The DualDataDistributionAnalysis repository contains a Python script designed to analyze and visualize the distributions of two distinct datasets labeled as 'Data 1' and 'Data 2'. The script employs the powerful data manipulation capabilities of pandas along with the robust plotting functionalities of Matplotlib and Seaborn to create a series of plots that provide insights into the statistical properties of the datasets.
The repository includes code to generate:
- Boxplots: These show the median, quartiles, and outliers for each dataset, providing a quick visual summary of the distributions.
- Violin Plots: These combine box plots with kernel density estimation to give a richer depiction of the data density around the values.

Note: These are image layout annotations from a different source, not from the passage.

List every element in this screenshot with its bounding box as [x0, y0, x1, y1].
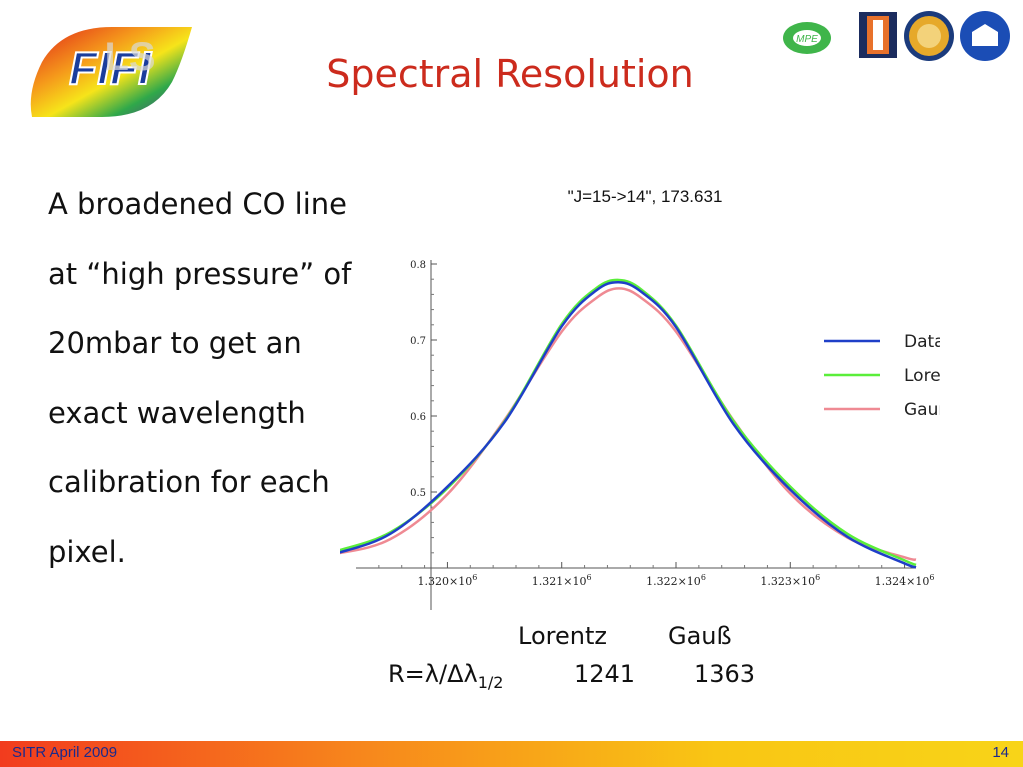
svg-text:LS: LS	[104, 35, 155, 79]
y-tick-label: 0.8	[410, 260, 426, 271]
slide-title: Spectral Resolution	[326, 52, 694, 96]
y-tick-label: 0.5	[410, 488, 426, 499]
chart-title: "J=15->14", 173.631	[567, 187, 723, 206]
resolution-label-main: R=λ/Δλ	[388, 660, 478, 688]
y-tick-label: 0.7	[410, 336, 426, 347]
footer-event: SITR April 2009	[12, 744, 118, 761]
illinois-logo	[859, 12, 897, 58]
footer-bar: SITR April 2009 14	[0, 741, 1023, 767]
body-line: A broadened CO line	[48, 187, 347, 221]
x-tick-label: 1.323×106	[760, 573, 820, 588]
uc-seal-logo	[904, 11, 954, 61]
resolution-col-lorentz: Lorentz	[518, 622, 607, 650]
resolution-value-gauss: 1363	[694, 660, 756, 688]
resolution-value-lorentz: 1241	[574, 660, 636, 688]
y-tick-label: 0.6	[410, 412, 426, 423]
x-tick-exponent: 6	[929, 573, 934, 582]
institution-logos: MPE	[783, 11, 1010, 61]
line-chart: 1.320×106 1.321×106 1.322×106 1.323×106 1.32…	[340, 260, 940, 610]
body-line: exact wavelength	[48, 395, 306, 430]
resolution-label-sub: 1/2	[477, 672, 504, 692]
x-tick-mantissa: 1.324×10	[875, 575, 930, 588]
body-line: pixel.	[48, 534, 126, 569]
x-tick-mantissa: 1.320×10	[418, 575, 473, 588]
legend-label: Gauß	[904, 400, 940, 420]
x-tick-mantissa: 1.322×10	[646, 575, 701, 588]
x-tick-exponent: 6	[815, 573, 820, 582]
series-line-data	[340, 280, 917, 569]
legend-label: Lorentz	[904, 366, 940, 386]
body-text: A broadened CO line at “high pressure” o…	[48, 170, 408, 587]
x-tick-exponent: 6	[587, 573, 592, 582]
x-tick-label: 1.320×106	[418, 573, 478, 588]
x-tick-label: 1.321×106	[532, 573, 592, 588]
page-number: 14	[992, 744, 1009, 761]
x-tick-label: 1.324×106	[875, 573, 935, 588]
x-tick-mantissa: 1.321×10	[532, 575, 587, 588]
svg-text:MPE: MPE	[796, 34, 818, 45]
body-line: calibration for each	[48, 465, 330, 499]
x-tick-label: 1.322×106	[646, 573, 706, 588]
logo-lettering: FIFI	[69, 42, 152, 94]
series-line-gauß	[340, 287, 917, 561]
resolution-label: R=λ/Δλ1/2	[388, 660, 503, 692]
legend-label: Data	[904, 332, 940, 352]
x-tick-mantissa: 1.323×10	[760, 575, 815, 588]
fifi-ls-logo: FIFI LS	[30, 27, 192, 117]
x-tick-exponent: 6	[472, 573, 477, 582]
mpe-logo: MPE	[783, 22, 831, 54]
x-tick-exponent: 6	[701, 573, 706, 582]
uci-logo	[960, 11, 1010, 61]
body-line: 20mbar to get an	[48, 326, 302, 360]
body-line: at “high pressure” of	[48, 256, 352, 291]
resolution-col-gauss: Gauß	[668, 622, 732, 650]
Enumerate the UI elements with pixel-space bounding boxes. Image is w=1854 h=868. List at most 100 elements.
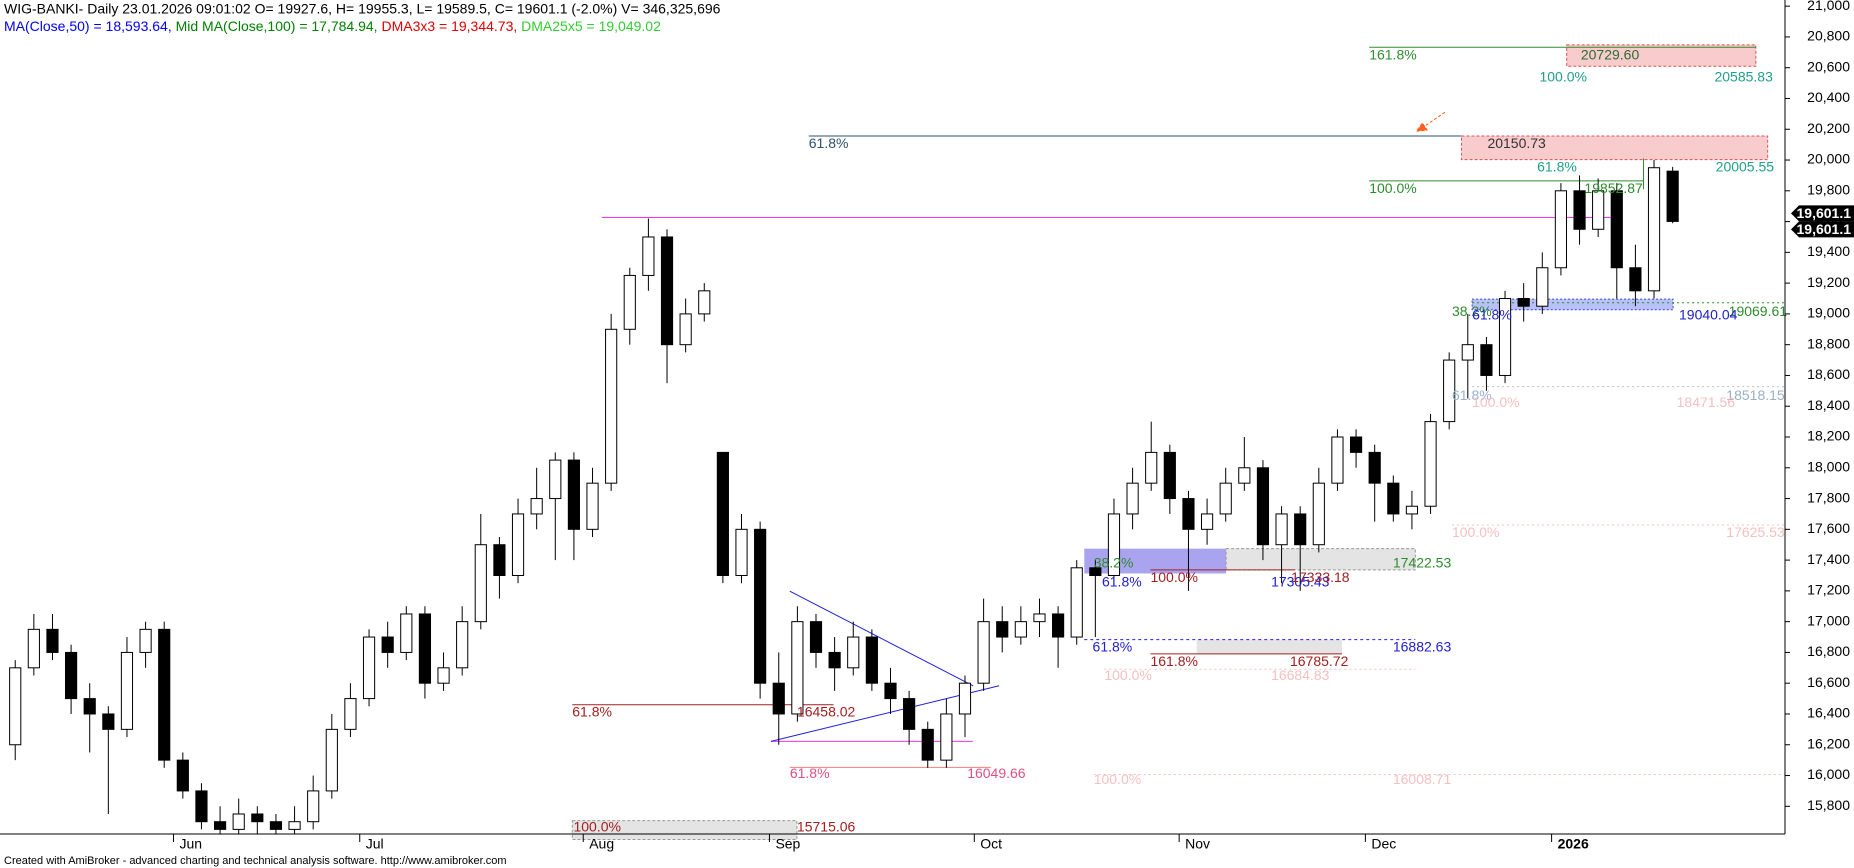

- Histograms: These illustrate the frequency distributions of the datasets, allowing for the observation of data groupings and patterns.
- Kernel Density Estimation (KDE) Plots: These smooth histograms to summarize the data's distribution with a continuous line.
- Cumulative Distribution Function (CDF) Plots: These indicate the probability of a data point falling below a particular value.
- Swarm Plots: These plot each individual data point and are useful for showing data clustering and spotting outliers without any data binning.
Each visualization is saved as an SVG file for high-quality representations, and all plots are displayed inline for immediate review.
This comprehensive suite of visualizations serves as a foundational tool for statistical analysis, suitable for exploratory data analysis (EDA), quality control, and comparison of data from two different conditions or sources. It's an invaluable resource for data analysts, scientists, and statisticians looking to understand and present their data distributions effectively.